Thinking Even Bigger from Google in Silicon Valley
Scotts Ferry, Harvard University, Wall Street, the White House – Victoria Ransom’s journey from rural Rangitikei to an executive’s chair at the Googleplex is one of New Zealand’s most stunning success stories, The New Zealand Herald’s Jamie Morton writes. Ransom, the surfing, snowboarding 37-year-old founder of tech business Wildfire, must be used to seeing her name on power lists, whether as one of Fortune magazine’s Most Powerful Women Entrepreneurs or Business Insider Australia’s 50 Sexiest CEOs.
Yet she has hung on to who she is – the woman we chat with in a meeting room at the California headquarters of her new employer, Google, hasn’t been warped by the astonishing success. “I like who I am. I really don’t want to change. I think I was raised on certain core values,” she says. The day Ransom and Alain Chuard, Swiss business partner and now husband, drove for a meeting at Google headquarters in Mountain View, near San Francisco, she became a multimillionaire. The acquisition deal, struck last year, was reported to be US$250 million ($313 million). “Frankly, the very most exciting time was when we told the team, and how they reacted … it was just mind-blowing.”

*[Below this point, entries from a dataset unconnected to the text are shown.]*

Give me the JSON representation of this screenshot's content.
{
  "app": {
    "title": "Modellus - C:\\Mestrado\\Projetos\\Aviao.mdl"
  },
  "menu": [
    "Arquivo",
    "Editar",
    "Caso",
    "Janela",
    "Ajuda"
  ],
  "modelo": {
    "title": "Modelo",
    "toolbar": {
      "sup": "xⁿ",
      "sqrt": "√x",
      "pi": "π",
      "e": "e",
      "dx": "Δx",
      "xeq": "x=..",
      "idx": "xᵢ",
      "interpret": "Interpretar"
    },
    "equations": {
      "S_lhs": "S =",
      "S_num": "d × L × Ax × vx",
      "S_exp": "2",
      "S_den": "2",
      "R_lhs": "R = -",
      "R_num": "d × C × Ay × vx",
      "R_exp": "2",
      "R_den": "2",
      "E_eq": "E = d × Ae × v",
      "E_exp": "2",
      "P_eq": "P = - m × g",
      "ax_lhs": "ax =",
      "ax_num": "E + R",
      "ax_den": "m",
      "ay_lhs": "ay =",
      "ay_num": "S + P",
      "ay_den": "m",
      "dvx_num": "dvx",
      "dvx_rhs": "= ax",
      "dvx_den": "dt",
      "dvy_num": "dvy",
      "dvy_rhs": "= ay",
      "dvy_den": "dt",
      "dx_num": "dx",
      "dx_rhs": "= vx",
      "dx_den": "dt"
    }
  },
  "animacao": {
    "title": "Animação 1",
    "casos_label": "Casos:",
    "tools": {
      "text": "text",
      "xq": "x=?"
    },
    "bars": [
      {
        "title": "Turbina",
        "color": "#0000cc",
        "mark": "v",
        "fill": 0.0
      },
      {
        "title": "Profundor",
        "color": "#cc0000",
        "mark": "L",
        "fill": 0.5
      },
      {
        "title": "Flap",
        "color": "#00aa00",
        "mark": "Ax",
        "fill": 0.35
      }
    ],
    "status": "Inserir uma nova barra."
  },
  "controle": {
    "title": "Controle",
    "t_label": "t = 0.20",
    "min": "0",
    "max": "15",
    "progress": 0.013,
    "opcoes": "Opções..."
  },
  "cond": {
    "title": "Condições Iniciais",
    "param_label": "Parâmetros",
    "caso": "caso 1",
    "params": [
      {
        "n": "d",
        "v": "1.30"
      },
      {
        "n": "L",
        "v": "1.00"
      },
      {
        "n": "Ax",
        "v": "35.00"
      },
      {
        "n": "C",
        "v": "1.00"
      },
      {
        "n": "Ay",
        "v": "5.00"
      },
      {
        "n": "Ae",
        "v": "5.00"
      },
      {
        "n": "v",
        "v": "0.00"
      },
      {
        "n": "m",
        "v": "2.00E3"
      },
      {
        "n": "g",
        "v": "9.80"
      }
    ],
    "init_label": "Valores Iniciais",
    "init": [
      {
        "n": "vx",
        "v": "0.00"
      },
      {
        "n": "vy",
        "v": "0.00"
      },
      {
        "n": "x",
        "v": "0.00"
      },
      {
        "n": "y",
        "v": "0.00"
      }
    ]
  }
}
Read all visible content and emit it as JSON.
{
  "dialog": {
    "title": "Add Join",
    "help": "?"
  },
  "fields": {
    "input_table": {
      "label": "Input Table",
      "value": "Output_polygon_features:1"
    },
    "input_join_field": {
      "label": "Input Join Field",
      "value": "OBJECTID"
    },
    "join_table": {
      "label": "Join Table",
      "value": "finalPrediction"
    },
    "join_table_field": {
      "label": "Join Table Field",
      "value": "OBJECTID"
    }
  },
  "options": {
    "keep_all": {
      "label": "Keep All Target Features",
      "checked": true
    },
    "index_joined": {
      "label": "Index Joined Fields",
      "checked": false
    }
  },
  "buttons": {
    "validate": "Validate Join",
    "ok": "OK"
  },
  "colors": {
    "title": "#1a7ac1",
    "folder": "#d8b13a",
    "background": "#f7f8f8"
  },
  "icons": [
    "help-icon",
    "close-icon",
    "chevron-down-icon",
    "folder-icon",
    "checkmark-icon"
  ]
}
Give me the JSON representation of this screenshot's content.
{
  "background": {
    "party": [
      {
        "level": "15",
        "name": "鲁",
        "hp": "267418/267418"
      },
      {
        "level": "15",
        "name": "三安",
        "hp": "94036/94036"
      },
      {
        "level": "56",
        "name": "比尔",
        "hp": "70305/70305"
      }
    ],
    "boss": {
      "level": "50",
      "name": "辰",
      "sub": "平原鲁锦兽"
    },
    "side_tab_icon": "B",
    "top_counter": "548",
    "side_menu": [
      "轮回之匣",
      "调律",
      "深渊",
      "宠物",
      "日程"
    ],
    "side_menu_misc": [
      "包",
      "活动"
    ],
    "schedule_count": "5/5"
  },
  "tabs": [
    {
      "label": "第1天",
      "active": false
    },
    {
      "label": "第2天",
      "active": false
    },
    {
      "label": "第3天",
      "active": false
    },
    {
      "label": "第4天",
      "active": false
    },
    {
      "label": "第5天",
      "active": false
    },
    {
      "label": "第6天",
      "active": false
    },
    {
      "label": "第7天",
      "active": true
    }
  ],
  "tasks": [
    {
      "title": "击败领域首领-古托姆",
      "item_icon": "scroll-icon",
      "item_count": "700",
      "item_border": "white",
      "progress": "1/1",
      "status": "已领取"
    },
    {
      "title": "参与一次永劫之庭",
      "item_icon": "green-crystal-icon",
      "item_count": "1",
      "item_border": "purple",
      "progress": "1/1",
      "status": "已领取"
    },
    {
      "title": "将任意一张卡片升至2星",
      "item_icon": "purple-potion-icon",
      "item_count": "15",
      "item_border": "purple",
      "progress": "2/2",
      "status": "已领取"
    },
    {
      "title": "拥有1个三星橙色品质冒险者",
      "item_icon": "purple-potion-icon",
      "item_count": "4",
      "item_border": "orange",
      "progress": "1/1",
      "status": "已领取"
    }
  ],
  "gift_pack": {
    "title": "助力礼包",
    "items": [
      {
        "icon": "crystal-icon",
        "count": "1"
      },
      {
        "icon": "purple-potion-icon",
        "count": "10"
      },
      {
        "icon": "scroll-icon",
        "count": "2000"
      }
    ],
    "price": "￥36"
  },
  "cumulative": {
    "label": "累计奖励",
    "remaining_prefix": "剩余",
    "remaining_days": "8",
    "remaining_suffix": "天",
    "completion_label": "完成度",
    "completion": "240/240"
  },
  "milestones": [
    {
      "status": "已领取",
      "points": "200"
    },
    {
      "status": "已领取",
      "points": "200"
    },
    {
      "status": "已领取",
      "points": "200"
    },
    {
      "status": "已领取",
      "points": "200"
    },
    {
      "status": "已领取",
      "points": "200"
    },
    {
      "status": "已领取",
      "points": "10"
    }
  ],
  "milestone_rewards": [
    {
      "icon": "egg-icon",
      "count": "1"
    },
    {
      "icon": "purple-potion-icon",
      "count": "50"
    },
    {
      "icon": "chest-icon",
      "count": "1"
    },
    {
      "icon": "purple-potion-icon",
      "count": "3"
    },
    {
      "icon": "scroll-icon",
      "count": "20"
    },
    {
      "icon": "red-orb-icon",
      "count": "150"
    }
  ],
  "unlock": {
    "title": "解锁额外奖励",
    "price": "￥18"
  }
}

And despite being bought, the company has been able to carry on much the same as it had been. “They’ve offered us a lot of flexibility, so credit to Google. Some acquirers come in and they really slow companies down, so we’ve been able to keep executing in every part of our business, hitting our financial objectives and continuing to roll out products. As chief executive, the change has seen her more involved with her company – and pushed her to think even bigger. “It’s not how you are going to reach millions of consumers, it’s how you are going to reach billions.”